Simulation has been used to systematically investigate the effects of phase-shifters on dark- field patterns (openings in a dark-field mask), and to determine the phase-shifter configurations that are most effective for different mask patterns. This study has resulted in a design methodology based on the distance between the centers of clear features and the surrounding phase-shifters. A key verification is that isolated phase-shifted patterns print best when the distance from the center of the phase-shifter to the center of the feature is approximately 0.7 (lambda) /NA. At this optimal spacing, the peak image intensity, image slope and resist wall-angle of the printed pattern is maximized. Optimally-aligned phase- shifters will also have the best focus-exposure behavior of all the different dark-field phase- shifter configurations. However, dark-field phase-shifters will only provide a resolution increase on the order of 0.05 0.10 (lambda) /NA. Different dark-field mask configurations will print with different amounts of bias; the amount of print bias is dependent on the width of the phase-shifters and the distance between the phase-shifters and the feature.

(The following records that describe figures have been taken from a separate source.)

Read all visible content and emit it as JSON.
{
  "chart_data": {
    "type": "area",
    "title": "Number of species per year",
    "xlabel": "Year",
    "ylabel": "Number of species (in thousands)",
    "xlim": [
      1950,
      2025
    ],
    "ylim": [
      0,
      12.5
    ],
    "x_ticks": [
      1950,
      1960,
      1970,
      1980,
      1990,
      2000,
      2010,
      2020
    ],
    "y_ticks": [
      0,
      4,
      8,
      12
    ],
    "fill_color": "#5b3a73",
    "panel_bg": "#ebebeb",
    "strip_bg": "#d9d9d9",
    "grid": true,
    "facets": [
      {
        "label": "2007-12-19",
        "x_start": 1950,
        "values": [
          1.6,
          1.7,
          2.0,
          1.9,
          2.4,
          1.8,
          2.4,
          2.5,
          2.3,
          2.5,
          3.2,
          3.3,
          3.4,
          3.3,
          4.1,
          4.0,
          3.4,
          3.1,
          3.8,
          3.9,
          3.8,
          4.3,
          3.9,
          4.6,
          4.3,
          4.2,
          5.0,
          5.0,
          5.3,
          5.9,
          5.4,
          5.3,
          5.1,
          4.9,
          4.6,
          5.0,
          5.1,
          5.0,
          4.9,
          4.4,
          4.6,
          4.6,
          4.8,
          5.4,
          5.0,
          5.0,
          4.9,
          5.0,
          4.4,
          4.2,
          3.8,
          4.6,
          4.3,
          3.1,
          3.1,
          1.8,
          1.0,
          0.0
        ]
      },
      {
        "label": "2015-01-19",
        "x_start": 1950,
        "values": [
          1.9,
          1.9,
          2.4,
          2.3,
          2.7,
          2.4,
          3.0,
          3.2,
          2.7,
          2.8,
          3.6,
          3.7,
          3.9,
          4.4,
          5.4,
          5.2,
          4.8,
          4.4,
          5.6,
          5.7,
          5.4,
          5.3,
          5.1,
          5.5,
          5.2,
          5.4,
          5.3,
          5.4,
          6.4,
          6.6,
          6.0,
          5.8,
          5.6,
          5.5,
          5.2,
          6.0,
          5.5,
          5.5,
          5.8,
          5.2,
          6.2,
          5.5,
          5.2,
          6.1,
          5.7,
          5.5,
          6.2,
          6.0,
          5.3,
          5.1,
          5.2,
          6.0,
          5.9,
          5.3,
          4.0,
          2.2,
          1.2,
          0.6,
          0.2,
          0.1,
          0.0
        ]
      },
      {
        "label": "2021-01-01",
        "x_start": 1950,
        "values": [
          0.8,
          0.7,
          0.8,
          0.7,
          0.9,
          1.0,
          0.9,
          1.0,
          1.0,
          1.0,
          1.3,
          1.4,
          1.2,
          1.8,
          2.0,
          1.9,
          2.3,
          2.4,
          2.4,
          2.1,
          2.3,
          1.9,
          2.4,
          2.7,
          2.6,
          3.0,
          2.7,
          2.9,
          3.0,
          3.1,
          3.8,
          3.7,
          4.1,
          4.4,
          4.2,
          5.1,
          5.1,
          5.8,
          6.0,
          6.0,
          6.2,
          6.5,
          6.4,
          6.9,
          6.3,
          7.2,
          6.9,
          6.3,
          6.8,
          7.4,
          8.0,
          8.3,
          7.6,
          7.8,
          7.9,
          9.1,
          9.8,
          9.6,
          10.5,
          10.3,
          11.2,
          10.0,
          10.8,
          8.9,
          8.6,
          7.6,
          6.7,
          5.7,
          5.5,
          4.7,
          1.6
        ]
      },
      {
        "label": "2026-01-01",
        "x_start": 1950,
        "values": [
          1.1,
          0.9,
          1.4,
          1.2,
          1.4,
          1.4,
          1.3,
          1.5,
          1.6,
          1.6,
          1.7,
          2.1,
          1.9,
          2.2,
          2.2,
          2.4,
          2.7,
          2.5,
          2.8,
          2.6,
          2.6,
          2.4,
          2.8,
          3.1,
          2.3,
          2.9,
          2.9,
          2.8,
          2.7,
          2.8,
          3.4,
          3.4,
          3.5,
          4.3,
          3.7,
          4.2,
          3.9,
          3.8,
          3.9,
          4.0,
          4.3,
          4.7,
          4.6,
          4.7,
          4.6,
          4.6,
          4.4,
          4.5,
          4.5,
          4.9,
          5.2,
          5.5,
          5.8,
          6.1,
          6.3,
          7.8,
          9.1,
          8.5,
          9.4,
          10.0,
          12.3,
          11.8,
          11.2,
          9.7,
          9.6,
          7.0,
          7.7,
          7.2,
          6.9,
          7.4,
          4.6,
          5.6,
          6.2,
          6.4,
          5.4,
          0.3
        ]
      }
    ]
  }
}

Response curves of resist opening as a function of feature size and phase-shifter/feature separation can be used to keep track of the amount of bias required in a given phase-shifter configuration.
This paper introduces a novel concept, 'chromeless phase-shifting', that eliminates the need for the use of chrome to form patterns in optical lithography. Chromeless phase-shifting uses 180 degree(s) phase-shifters on transparent glass to define patterns. The method relies ont eh destructive interference between phase-shifters and clear areas at the edges of the phase-shifters to define dark or opaque areas on the mask. Gratings sufficiently small will produce sufficient interference to completely inhibit the transmission of light (these gratings are thus named dark-field gratings). The combination of these effects makes is possible to form a wide range of patterns, from line-space patterns to isolated bright or dark areas. In this study, the lithography simulators SPLAT and SAMPLE were used to understand the principles behind this new scheme, and to verify various pattern designs. Simulation and experimental results are presented to demonstrate the concept.